Les points communs de ses trois gagnants du Grand Steeple. Depuis les débuts victorieux d’On the Go, Kamsin a intégré le haras d’Étreham et donné deux autres black types sur les obstacles, El Gringo et Adjali. Certains disent que l’intuition n’existe pas et qu’elle se manifeste chez les gens capables d’intégrer une grande capacité d’informations… au point que la prise de décision devient pour eux une évidence. Quiconque a pu discuter quelques instants avec Benoît Gabeur mesure à quel point ses connaissances généalogiques sont peu communes. Mais elles ne sont pas livresques. Ce vétérinaire correspond à ce que les Anglais, qui ont inventé les courses, appellent a practical person. C’est un homme de terrain. Et ce n’est sans doute pas un hasard si ses trois gagnants du Grand Steeple-Chase de Paris, On the Go, So French et Bel la Vie (Lavirco), présentent de nombreux points communs. Les trois sont issus d’un père à l’aise dans le souple et capable de monter sur le podium d’un Gr1 sur 2.400m à 3ans. Il y a donc un réel apport de classe de plat chez nos trois héros d’Auteuil. Et il est aussi présent du côté maternel chez On the Go et So French. En remontant l’origine maternelle de ce dernier, on trouve plusieurs stayers de classe comme Nononito (Prix du Cadran, troisième de la Gold Cup d’Ascot), Sir Brink (troisième du Prix du Cadran) et Lassalle (Ascot Gold Cup et Prix du Cadran).

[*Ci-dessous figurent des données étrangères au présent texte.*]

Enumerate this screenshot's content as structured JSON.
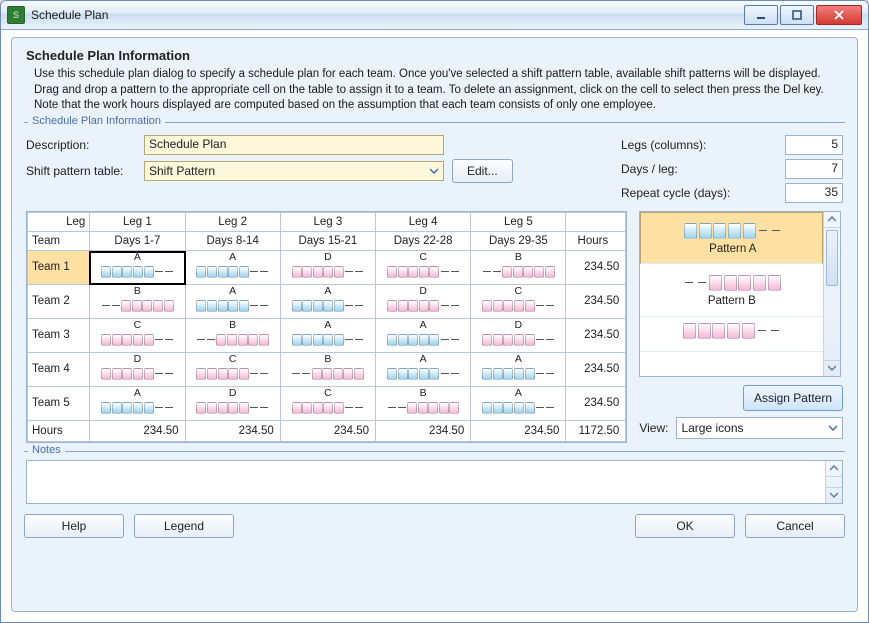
{
  "window": {
    "title": "Schedule Plan"
  },
  "header": {
    "title": "Schedule Plan Information",
    "description": "Use this schedule plan dialog to specify a schedule plan for each team. Once you've selected a shift pattern table, available shift patterns will be displayed. Drag and drop a pattern to the appropriate cell on the table to assign it to a team. To delete an assignment, click on the cell to select then press the Del key. Note that the work hours displayed are computed based on the assumption that each team consists of only one employee."
  },
  "fieldset1": {
    "legend": "Schedule Plan Information"
  },
  "form": {
    "description_label": "Description:",
    "description_value": "Schedule Plan",
    "pattern_table_label": "Shift pattern table:",
    "pattern_table_value": "Shift Pattern",
    "edit_button": "Edit...",
    "legs_label": "Legs (columns):",
    "legs_value": "5",
    "days_per_leg_label": "Days / leg:",
    "days_per_leg_value": "7",
    "repeat_cycle_label": "Repeat cycle (days):",
    "repeat_cycle_value": "35"
  },
  "patterns": {
    "A": {
      "label": "A",
      "color": "#9ad3ef",
      "days": [
        1,
        1,
        1,
        1,
        1,
        0,
        0
      ]
    },
    "B": {
      "label": "B",
      "color": "#f6b6d7",
      "days": [
        0,
        0,
        1,
        1,
        1,
        1,
        1
      ]
    },
    "C": {
      "label": "C",
      "color": "#f6b6d7",
      "days": [
        1,
        1,
        1,
        1,
        1,
        0,
        0
      ]
    },
    "D": {
      "label": "D",
      "color": "#f6b6d7",
      "days": [
        1,
        1,
        1,
        1,
        1,
        0,
        0
      ]
    }
  },
  "table": {
    "leg_header": "Leg",
    "team_header": "Team",
    "hours_header": "Hours",
    "hours_footer_label": "Hours",
    "legs": [
      {
        "name": "Leg 1",
        "days": "Days 1-7"
      },
      {
        "name": "Leg 2",
        "days": "Days 8-14"
      },
      {
        "name": "Leg 3",
        "days": "Days 15-21"
      },
      {
        "name": "Leg 4",
        "days": "Days 22-28"
      },
      {
        "name": "Leg 5",
        "days": "Days 29-35"
      }
    ],
    "teams": [
      {
        "name": "Team 1",
        "cells": [
          "A",
          "A",
          "D",
          "C",
          "B"
        ],
        "hours": "234.50"
      },
      {
        "name": "Team 2",
        "cells": [
          "B",
          "A",
          "A",
          "D",
          "C"
        ],
        "hours": "234.50"
      },
      {
        "name": "Team 3",
        "cells": [
          "C",
          "B",
          "A",
          "A",
          "D"
        ],
        "hours": "234.50"
      },
      {
        "name": "Team 4",
        "cells": [
          "D",
          "C",
          "B",
          "A",
          "A"
        ],
        "hours": "234.50"
      },
      {
        "name": "Team 5",
        "cells": [
          "A",
          "D",
          "C",
          "B",
          "A"
        ],
        "hours": "234.50"
      }
    ],
    "col_hours": [
      "234.50",
      "234.50",
      "234.50",
      "234.50",
      "234.50"
    ],
    "total_hours": "1172.50",
    "selected": {
      "row": 0,
      "col": 0
    }
  },
  "palette": {
    "items": [
      {
        "key": "A",
        "label": "Pattern A",
        "selected": true
      },
      {
        "key": "B",
        "label": "Pattern B",
        "selected": false
      }
    ],
    "assign_button": "Assign Pattern",
    "view_label": "View:",
    "view_value": "Large icons"
  },
  "notes": {
    "legend": "Notes"
  },
  "buttons": {
    "help": "Help",
    "legend": "Legend",
    "ok": "OK",
    "cancel": "Cancel"
  },
  "colors": {
    "panel_bg": "#eaf2fb",
    "field_bg": "#fdf7dc",
    "highlight": "#ffe0a3",
    "blue_box": "#9ad3ef",
    "pink_box": "#f6b6d7"
  }
}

La polyvalence. Mais il ne faut pas oublier que Nononito et Sir Brink, en parallèle de leurs performances en plat chez les stayers, s’étaient également distingués à haut niveau à Auteuil. Une telle polyvalence dans la carrière d’un cheval est à présent devenue rarissime. On the Go est issu d’une sœur de Perfect Impulse (Poliglote), deuxième du Grand Steeple 2018. Cette famille est aussi un exemple de polyvalence. Olivier Tricot, l’éleveur de Pefect Impulse et de la mère d’On the Go, nous avait confié en 2017 : « C’est une souche que j’ai façonnée à partir d’une lauréate du Prix Finot (L), Miss Dundee (…) Elle était la sœur de Prestigieux (Dom Pasquini), placé de Listed en plat et deux fois sur le podium à ce niveau à Auteuil. Leur mère, Girolata (Will Somers), avait suffisamment de classe pour gagner huit courses en plat et se classer troisième du Prix de l'Élevage (L). »

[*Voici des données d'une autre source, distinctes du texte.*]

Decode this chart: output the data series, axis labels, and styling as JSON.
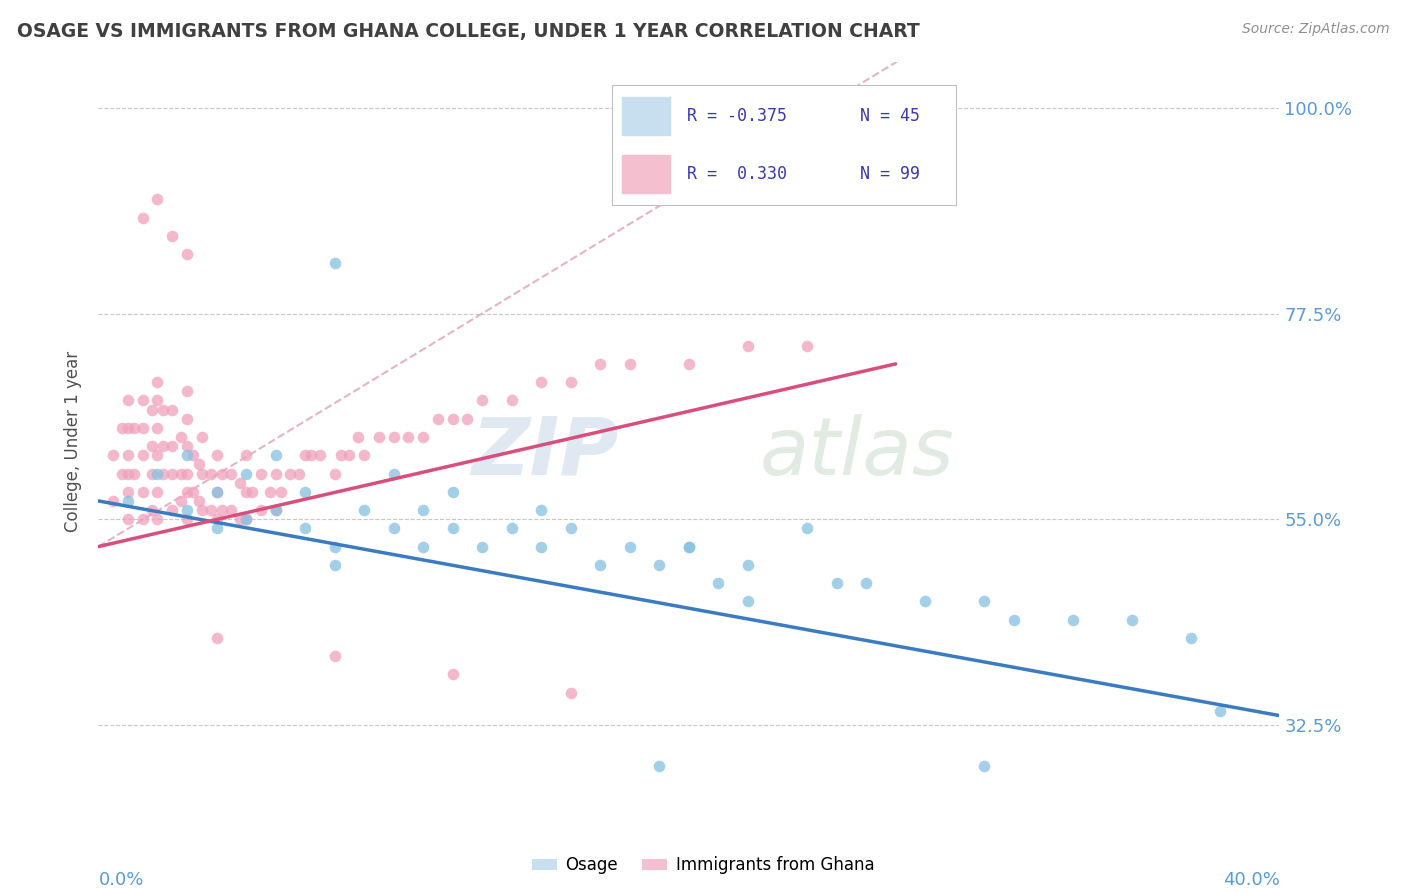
{
  "title": "OSAGE VS IMMIGRANTS FROM GHANA COLLEGE, UNDER 1 YEAR CORRELATION CHART",
  "source": "Source: ZipAtlas.com",
  "ylabel": "College, Under 1 year",
  "yticks": [
    "32.5%",
    "55.0%",
    "77.5%",
    "100.0%"
  ],
  "ytick_vals": [
    0.325,
    0.55,
    0.775,
    1.0
  ],
  "xlim": [
    0.0,
    0.4
  ],
  "ylim": [
    0.22,
    1.05
  ],
  "blue_color": "#85c1e0",
  "pink_color": "#f0a0bc",
  "blue_line_color": "#3b7bbf",
  "pink_line_color": "#d94f7c",
  "axis_label_color": "#5b9bd5",
  "title_color": "#404040",
  "watermark_zip_color": "#c8d8e8",
  "watermark_atlas_color": "#c0d4c0"
}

Avec ce même schéma – un père performant sur 2.400m à 3ans sur une mère issue d’une souche polyvalente – Benoît Gabeur a également coélevé, avec le haras des Sablonnets, le gagnant du Betfred TV Scilly Isles Novices' Chase (Gr1) Top Notch (Poliglote). Sa souche est en effet celle de Never Forget (Prix de Malleret, Gr2, 2.400m) et fr Niederhof (Prix Denisy et Michel Houyvet, Ls, 3.000m). Long Run (Gold Cup de Cheltenham, King George VI Chase, deux fois, Prix Maurice Gillois et Cambacérès), le cheval qui a fait connaître l’élevage Gabeur outre-Manche, était un fils de Cadoudal (Prix Hocquart, Gr2, 2.400m). Sa mère, sœur de trois black types sur les obstacles, était une petite-fille de Full of Fun (troisième du Prix Pénélope, Gr3, 2.100m). La France a pris une longueur d’avance sur les autres pays d’élevage en faisant sauter ses étalons et en cultivant des souches d’obstacle. Mais pour atteindre le graal des sauteurs français, le secret est peut-être de se focaliser sur les origines capables de briller à la fois en plat… et sur les obstacles !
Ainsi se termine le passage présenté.